The musical mock salute to upstate New York drew substantial attention from the natives of that area, including a response from the New York State Republican Committee blaming the policies of Andrew Cuomo for making the region a laughingstock and a fact check from the Rochester Democrat and Chronicle, which concluded most of the claims were true but that some (such as Fox News viewership and disability claims) were misleading or unprovable.

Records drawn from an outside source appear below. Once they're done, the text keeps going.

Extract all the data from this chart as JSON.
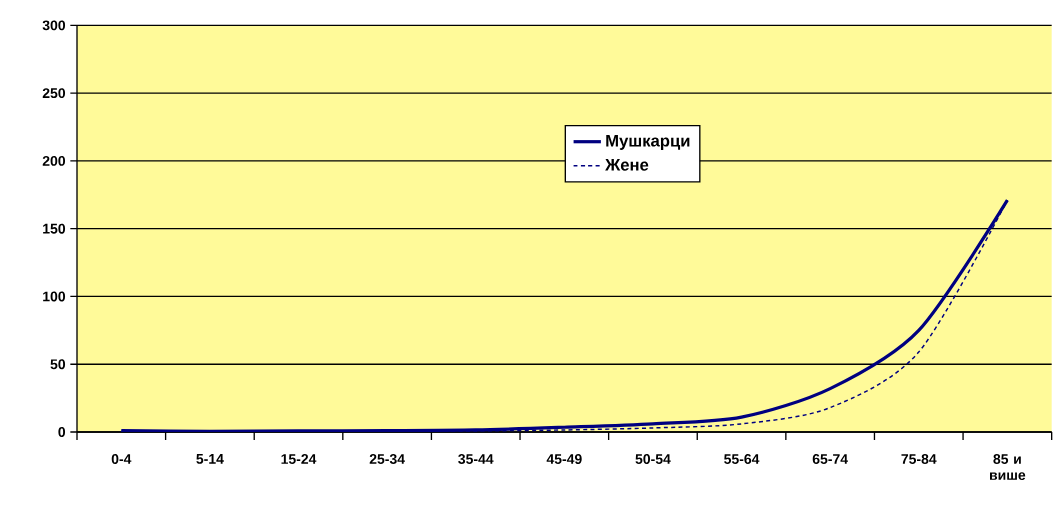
{
  "chart_data": {
    "type": "line",
    "categories": [
      "0-4",
      "5-14",
      "15-24",
      "25-34",
      "35-44",
      "45-49",
      "50-54",
      "55-64",
      "65-74",
      "75-84",
      "85 и више"
    ],
    "series": [
      {
        "name": "Мушкарци",
        "color": "#000080",
        "line_style": "solid",
        "values": [
          1,
          0.5,
          0.8,
          1,
          1.5,
          3.5,
          6,
          11,
          32,
          75,
          171
        ]
      },
      {
        "name": "Жене",
        "color": "#000080",
        "line_style": "dashed",
        "values": [
          0.5,
          0.3,
          0.5,
          0.6,
          0.8,
          1.5,
          3,
          6,
          18,
          59,
          171
        ]
      }
    ],
    "ylim": [
      0,
      300
    ],
    "yticks": [
      0,
      50,
      100,
      150,
      200,
      250,
      300
    ],
    "grid": "y",
    "legend": "top"
  }
}
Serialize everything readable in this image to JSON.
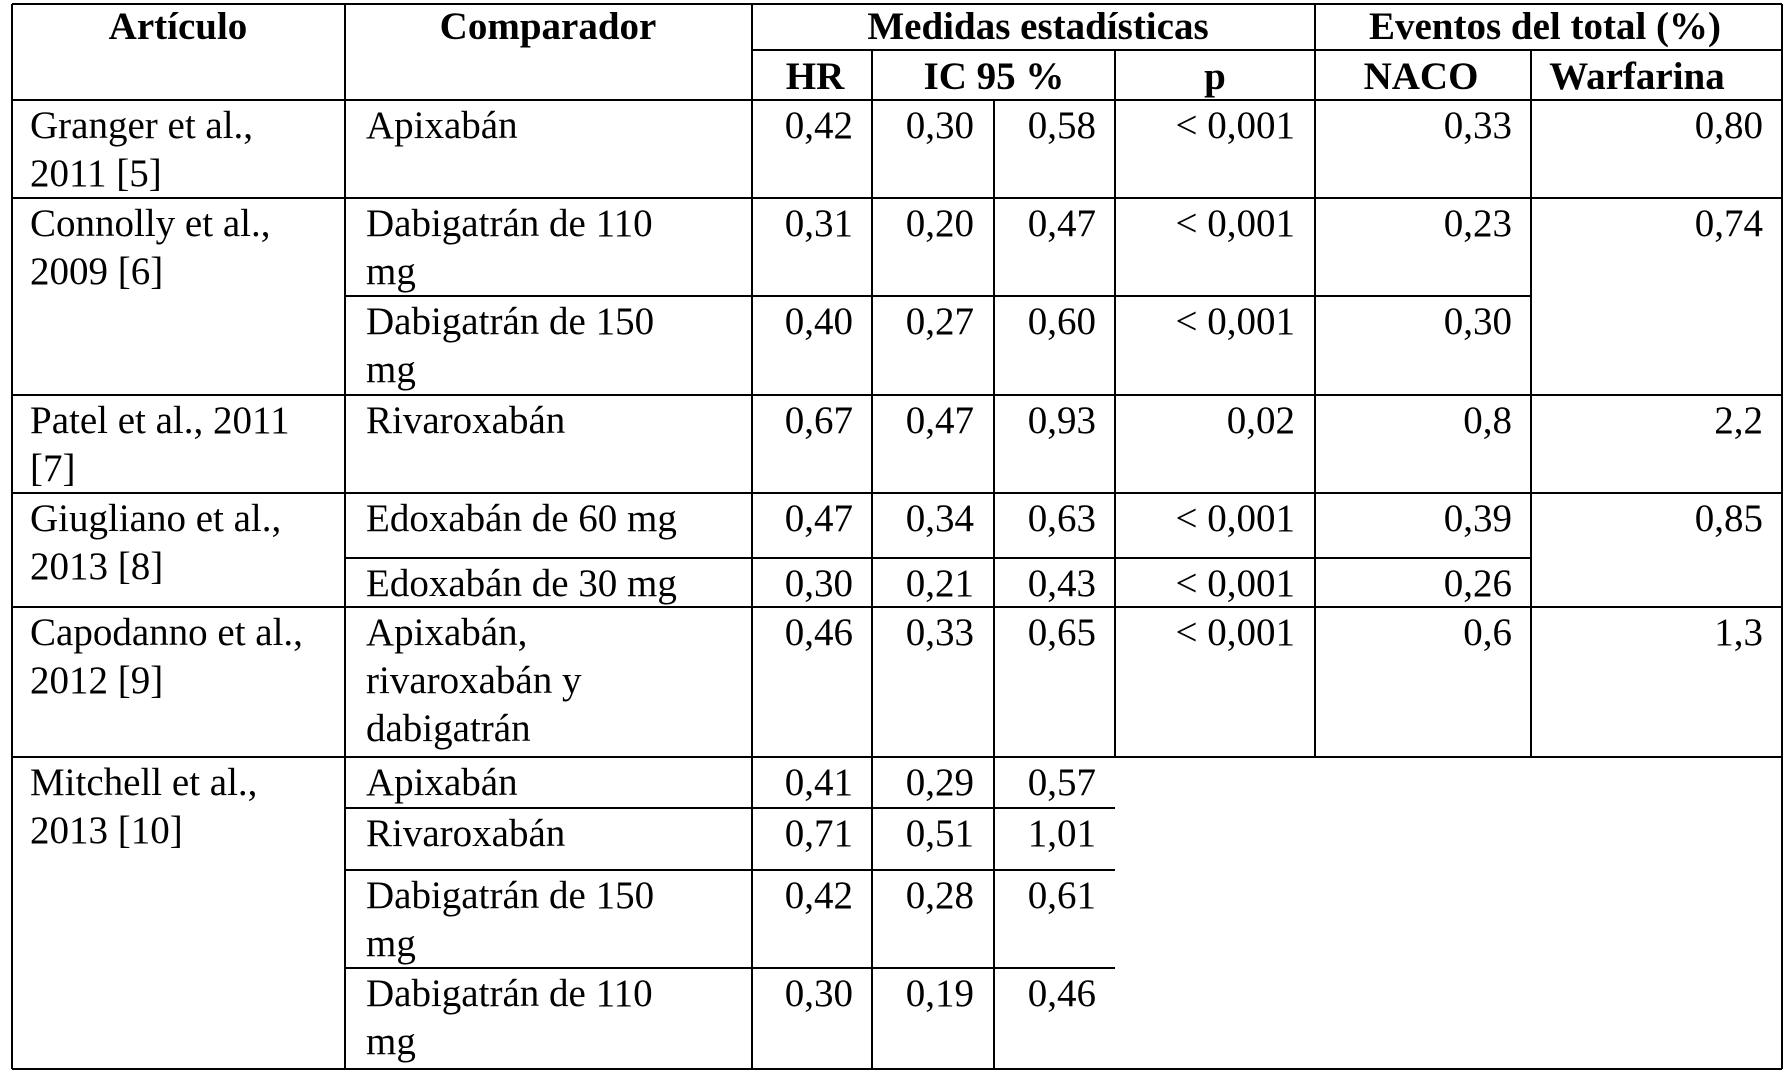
{
  "header": {
    "articulo": "Artículo",
    "comparador": "Comparador",
    "medidas": "Medidas estadísticas",
    "eventos": "Eventos del total (%)",
    "hr": "HR",
    "ic": "IC 95 %",
    "p": "p",
    "naco": "NACO",
    "warfarina": "Warfarina"
  },
  "rows": [
    {
      "article": [
        "Granger et al.,",
        "2011 [5]"
      ],
      "comp": [
        "Apixabán"
      ],
      "hr": "0,42",
      "lo": "0,30",
      "hi": "0,58",
      "p": "< 0,001",
      "naco": "0,33",
      "warf": "0,80"
    },
    {
      "article": [
        "Connolly et al.,",
        "2009 [6]"
      ],
      "comp": [
        "Dabigatrán de 110",
        "mg"
      ],
      "hr": "0,31",
      "lo": "0,20",
      "hi": "0,47",
      "p": "< 0,001",
      "naco": "0,23",
      "warf": "0,74"
    },
    {
      "article": [],
      "comp": [
        "Dabigatrán de 150",
        "mg"
      ],
      "hr": "0,40",
      "lo": "0,27",
      "hi": "0,60",
      "p": "< 0,001",
      "naco": "0,30",
      "warf": ""
    },
    {
      "article": [
        "Patel et al., 2011",
        "[7]"
      ],
      "comp": [
        "Rivaroxabán"
      ],
      "hr": "0,67",
      "lo": "0,47",
      "hi": "0,93",
      "p": "0,02",
      "naco": "0,8",
      "warf": "2,2"
    },
    {
      "article": [
        "Giugliano et al.,",
        "2013 [8]"
      ],
      "comp": [
        "Edoxabán de 60 mg"
      ],
      "hr": "0,47",
      "lo": "0,34",
      "hi": "0,63",
      "p": "< 0,001",
      "naco": "0,39",
      "warf": "0,85"
    },
    {
      "article": [],
      "comp": [
        "Edoxabán de 30 mg"
      ],
      "hr": "0,30",
      "lo": "0,21",
      "hi": "0,43",
      "p": "< 0,001",
      "naco": "0,26",
      "warf": ""
    },
    {
      "article": [
        "Capodanno et al.,",
        "2012 [9]"
      ],
      "comp": [
        "Apixabán,",
        "rivaroxabán y",
        "dabigatrán"
      ],
      "hr": "0,46",
      "lo": "0,33",
      "hi": "0,65",
      "p": "< 0,001",
      "naco": "0,6",
      "warf": "1,3"
    },
    {
      "article": [
        "Mitchell et al.,",
        "2013 [10]"
      ],
      "comp": [
        "Apixabán"
      ],
      "hr": "0,41",
      "lo": "0,29",
      "hi": "0,57",
      "p": "",
      "naco": "",
      "warf": ""
    },
    {
      "article": [],
      "comp": [
        "Rivaroxabán"
      ],
      "hr": "0,71",
      "lo": "0,51",
      "hi": "1,01",
      "p": "",
      "naco": "",
      "warf": ""
    },
    {
      "article": [],
      "comp": [
        "Dabigatrán de 150",
        "mg"
      ],
      "hr": "0,42",
      "lo": "0,28",
      "hi": "0,61",
      "p": "",
      "naco": "",
      "warf": ""
    },
    {
      "article": [],
      "comp": [
        "Dabigatrán de 110",
        "mg"
      ],
      "hr": "0,30",
      "lo": "0,19",
      "hi": "0,46",
      "p": "",
      "naco": "",
      "warf": ""
    }
  ]
}
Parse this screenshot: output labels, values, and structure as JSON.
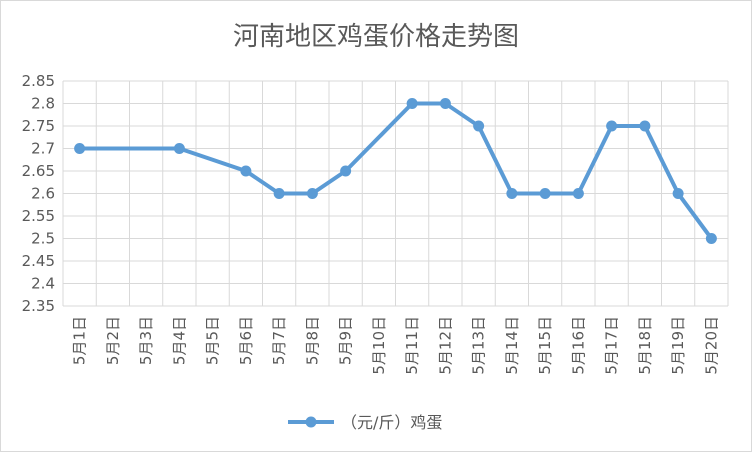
{
  "chart_data": {
    "type": "line",
    "title": "河南地区鸡蛋价格走势图",
    "xlabel": "",
    "ylabel": "",
    "categories": [
      "5月1日",
      "5月2日",
      "5月3日",
      "5月4日",
      "5月5日",
      "5月6日",
      "5月7日",
      "5月8日",
      "5月9日",
      "5月10日",
      "5月11日",
      "5月12日",
      "5月13日",
      "5月14日",
      "5月15日",
      "5月16日",
      "5月17日",
      "5月18日",
      "5月19日",
      "5月20日"
    ],
    "ylim": [
      2.35,
      2.85
    ],
    "yticks": [
      "2.35",
      "2.4",
      "2.45",
      "2.5",
      "2.55",
      "2.6",
      "2.65",
      "2.7",
      "2.75",
      "2.8",
      "2.85"
    ],
    "grid": true,
    "legend_position": "bottom",
    "series": [
      {
        "name": "（元/斤）鸡蛋",
        "color": "#5b9bd5",
        "values": [
          2.7,
          null,
          null,
          2.7,
          null,
          2.65,
          2.6,
          2.6,
          2.65,
          null,
          2.8,
          2.8,
          2.75,
          2.6,
          2.6,
          2.6,
          2.75,
          2.75,
          2.6,
          2.5
        ]
      }
    ]
  }
}
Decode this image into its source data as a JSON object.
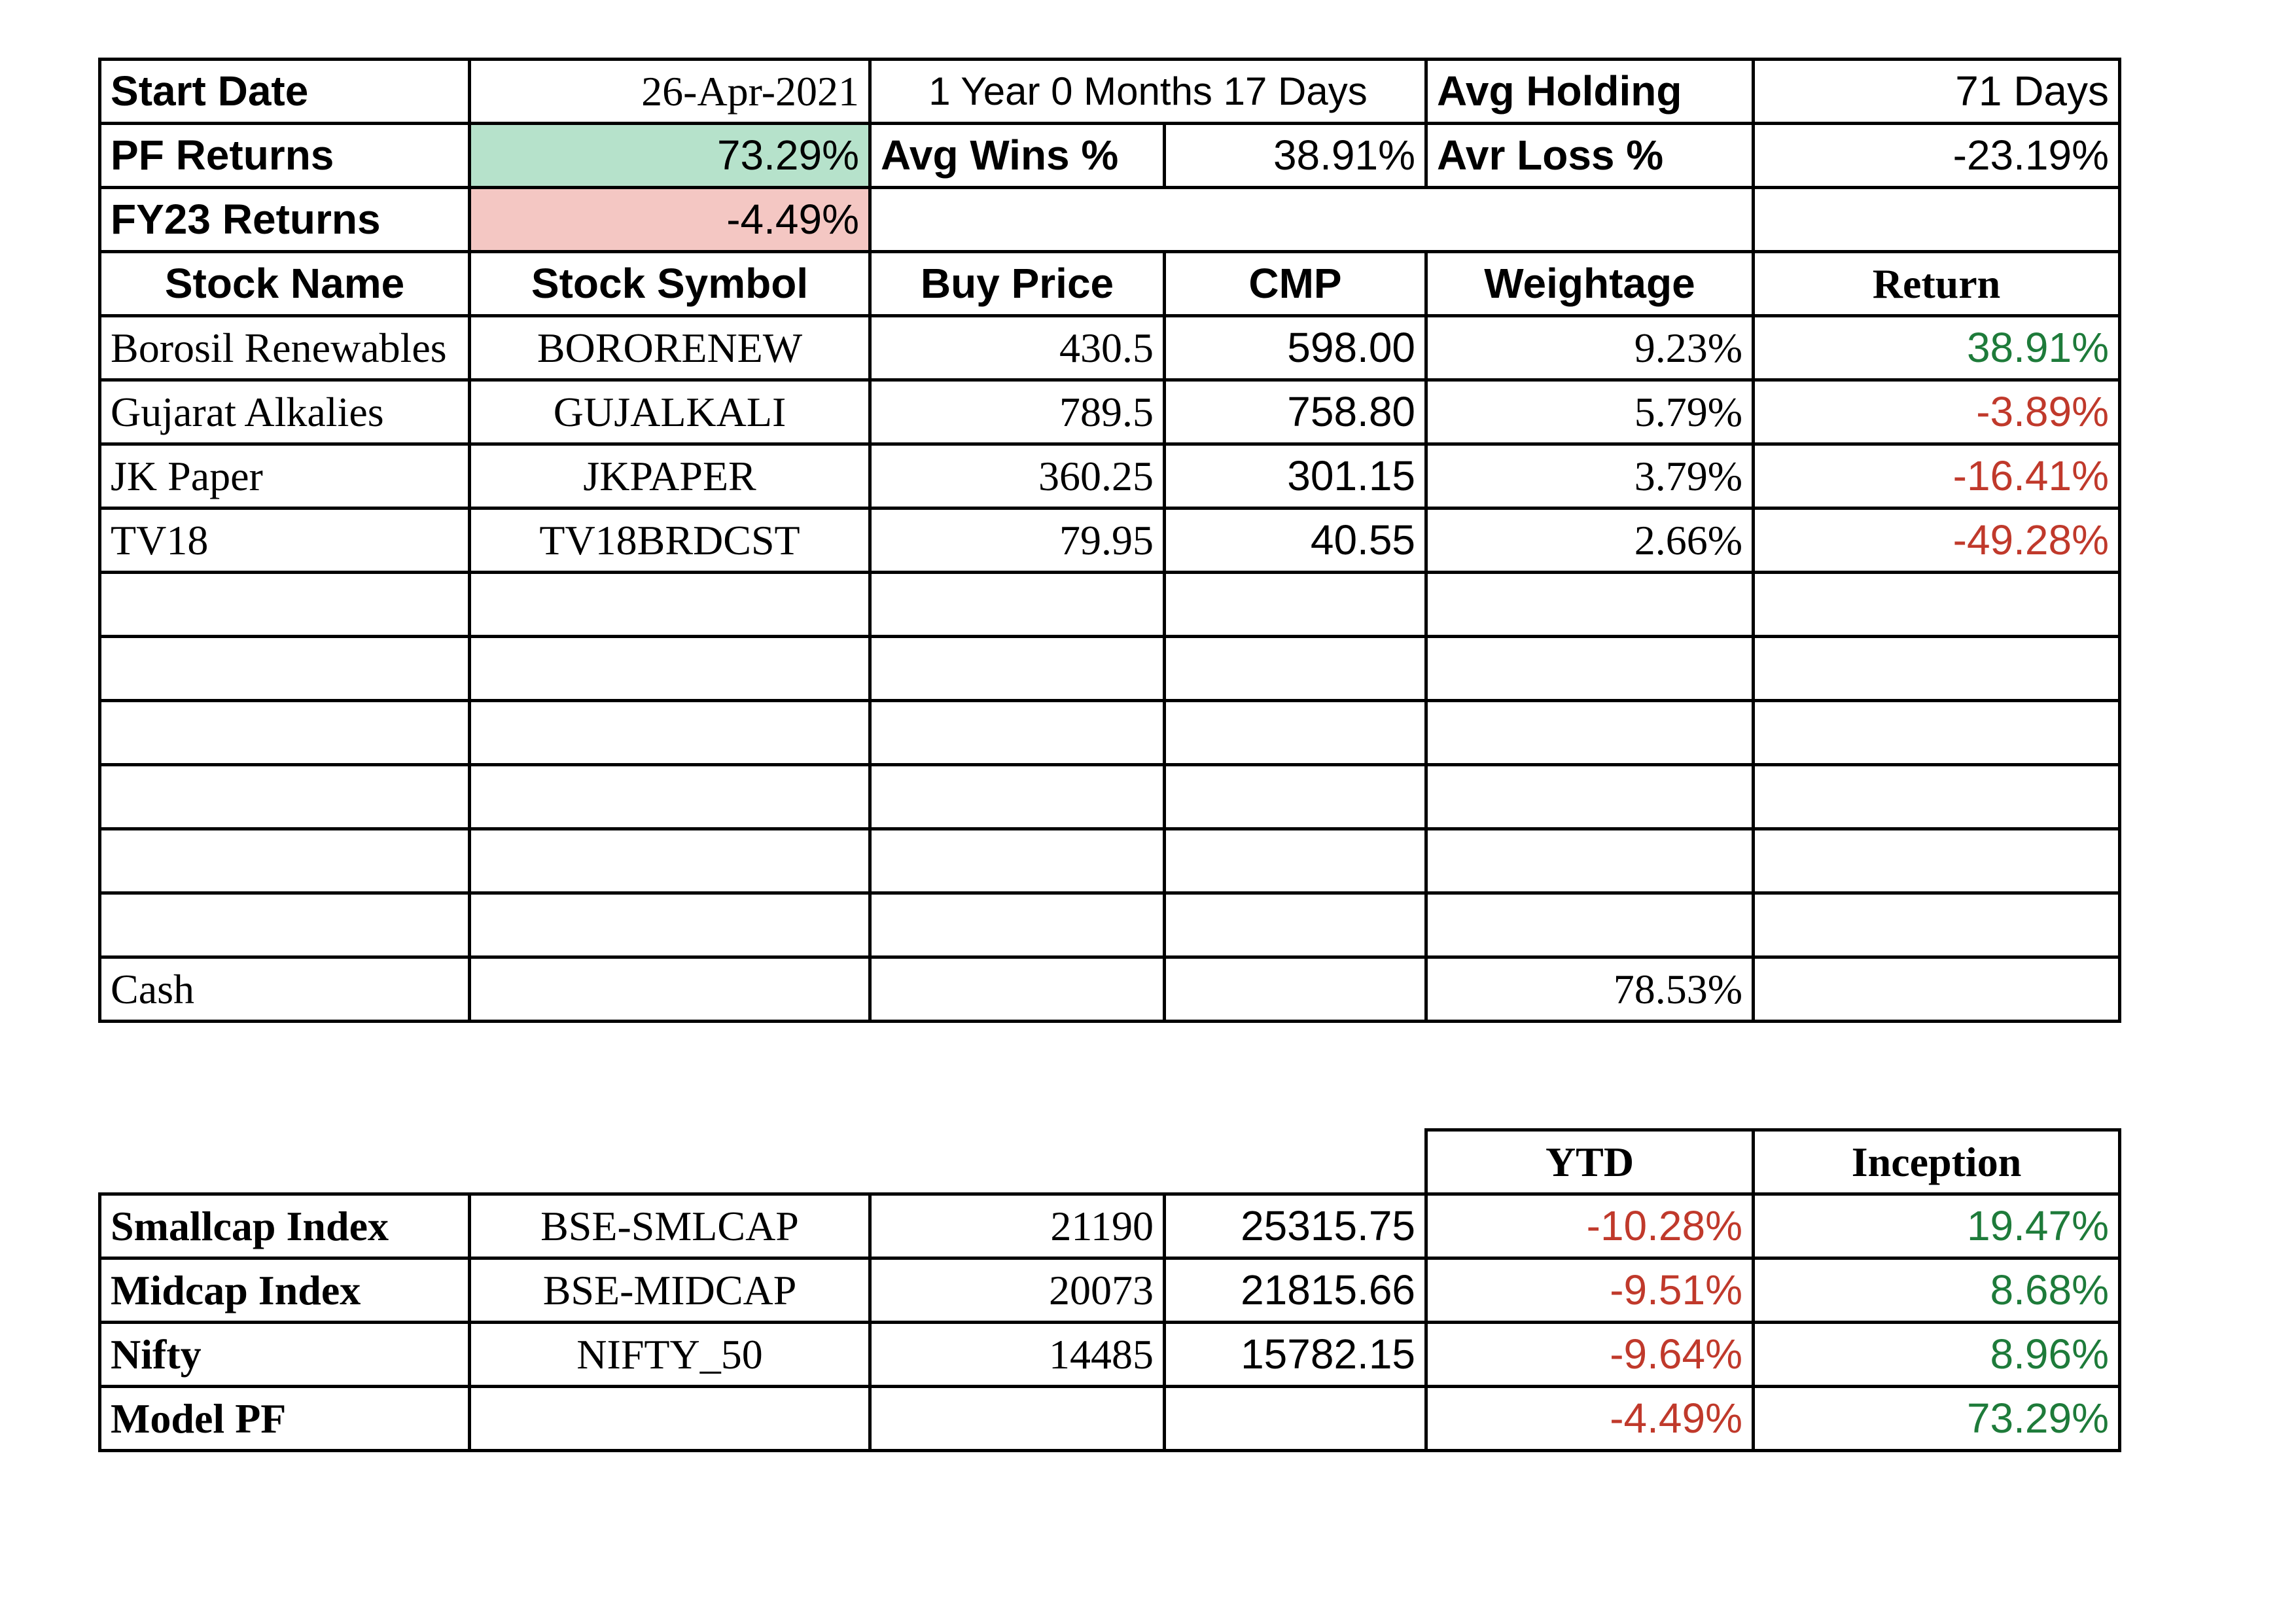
{
  "summary": {
    "start_date_label": "Start Date",
    "start_date": "26-Apr-2021",
    "duration": "1 Year 0 Months 17 Days",
    "avg_holding_label": "Avg Holding",
    "avg_holding": "71 Days",
    "pf_returns_label": "PF Returns",
    "pf_returns": "73.29%",
    "avg_wins_label": "Avg Wins %",
    "avg_wins": "38.91%",
    "avg_loss_label": "Avr Loss %",
    "avg_loss": "-23.19%",
    "fy23_label": "FY23 Returns",
    "fy23_returns": "-4.49%"
  },
  "holdings": {
    "headers": [
      "Stock Name",
      "Stock Symbol",
      "Buy Price",
      "CMP",
      "Weightage",
      "Return"
    ],
    "rows": [
      {
        "name": "Borosil Renewables",
        "symbol": "BORORENEW",
        "buy": "430.5",
        "cmp": "598.00",
        "weight": "9.23%",
        "ret": "38.91%"
      },
      {
        "name": "Gujarat Alkalies",
        "symbol": "GUJALKALI",
        "buy": "789.5",
        "cmp": "758.80",
        "weight": "5.79%",
        "ret": "-3.89%"
      },
      {
        "name": "JK Paper",
        "symbol": "JKPAPER",
        "buy": "360.25",
        "cmp": "301.15",
        "weight": "3.79%",
        "ret": "-16.41%"
      },
      {
        "name": "TV18",
        "symbol": "TV18BRDCST",
        "buy": "79.95",
        "cmp": "40.55",
        "weight": "2.66%",
        "ret": "-49.28%"
      }
    ],
    "cash_label": "Cash",
    "cash_weight": "78.53%"
  },
  "indices": {
    "headers": [
      "YTD",
      "Inception"
    ],
    "rows": [
      {
        "name": "Smallcap Index",
        "symbol": "BSE-SMLCAP",
        "base": "21190",
        "current": "25315.75",
        "ytd": "-10.28%",
        "inception": "19.47%"
      },
      {
        "name": "Midcap Index",
        "symbol": "BSE-MIDCAP",
        "base": "20073",
        "current": "21815.66",
        "ytd": "-9.51%",
        "inception": "8.68%"
      },
      {
        "name": "Nifty",
        "symbol": "NIFTY_50",
        "base": "14485",
        "current": "15782.15",
        "ytd": "-9.64%",
        "inception": "8.96%"
      },
      {
        "name": "Model PF",
        "symbol": "",
        "base": "",
        "current": "",
        "ytd": "-4.49%",
        "inception": "73.29%"
      }
    ]
  },
  "colors": {
    "positive": "#1e7b3a",
    "negative": "#c0392b",
    "highlight_green": "#b6e2cb",
    "highlight_red": "#f4c7c3"
  }
}
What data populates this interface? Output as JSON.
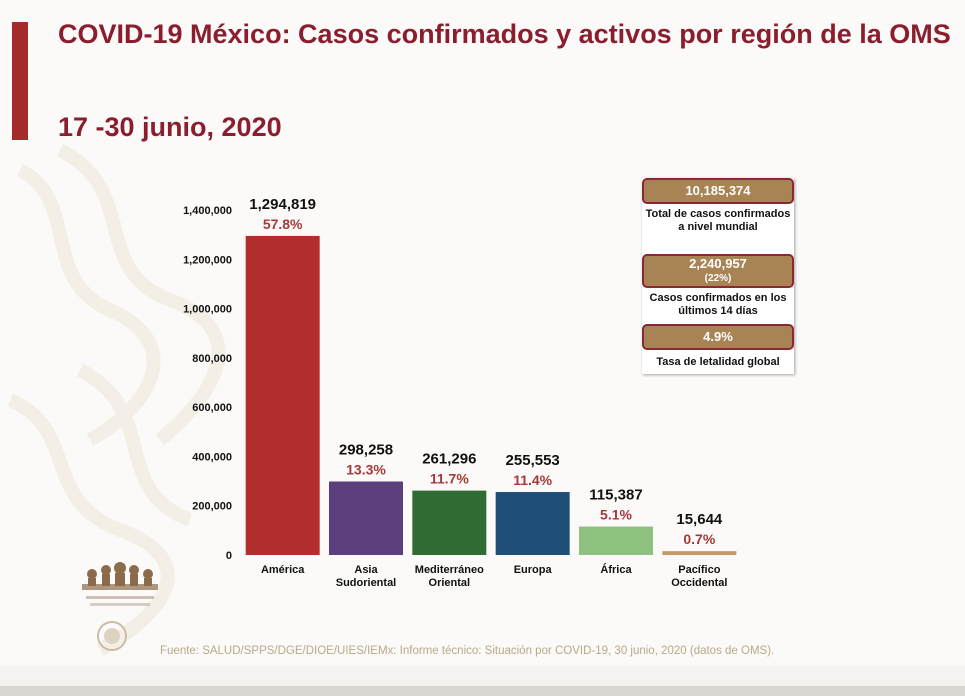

The Great New York State Fair responded that they were taking the song in jest but would invite the writers to the fair to allow them to see the area in person.

The episode came under fire in late April 2019 for offending some people. While the episode mocked American President Donald Trump and then Canadian Prime Minister Justin Trudeau and brought up the SNC-Lavalin affair, the aspects that caused offense were largely related to the Frank Sinatra parody song where Homer made fun of Upstate New York and for the use of the term "newfie" in relation to Canadian residents of Newfoundland. In the latter several Canadian children chime "stupid newfies" before a character closely resembling Ralph Wiggum calls himself one and proceeds to beat a baby seal pup plush toy with a club while singing about being a Newfoundlander. Musician Bruce Moss rejected an offer from the show's producers to use his song "The Islander" for the episode, referring to them as "morally bankrupt" and turning down $20,000 US.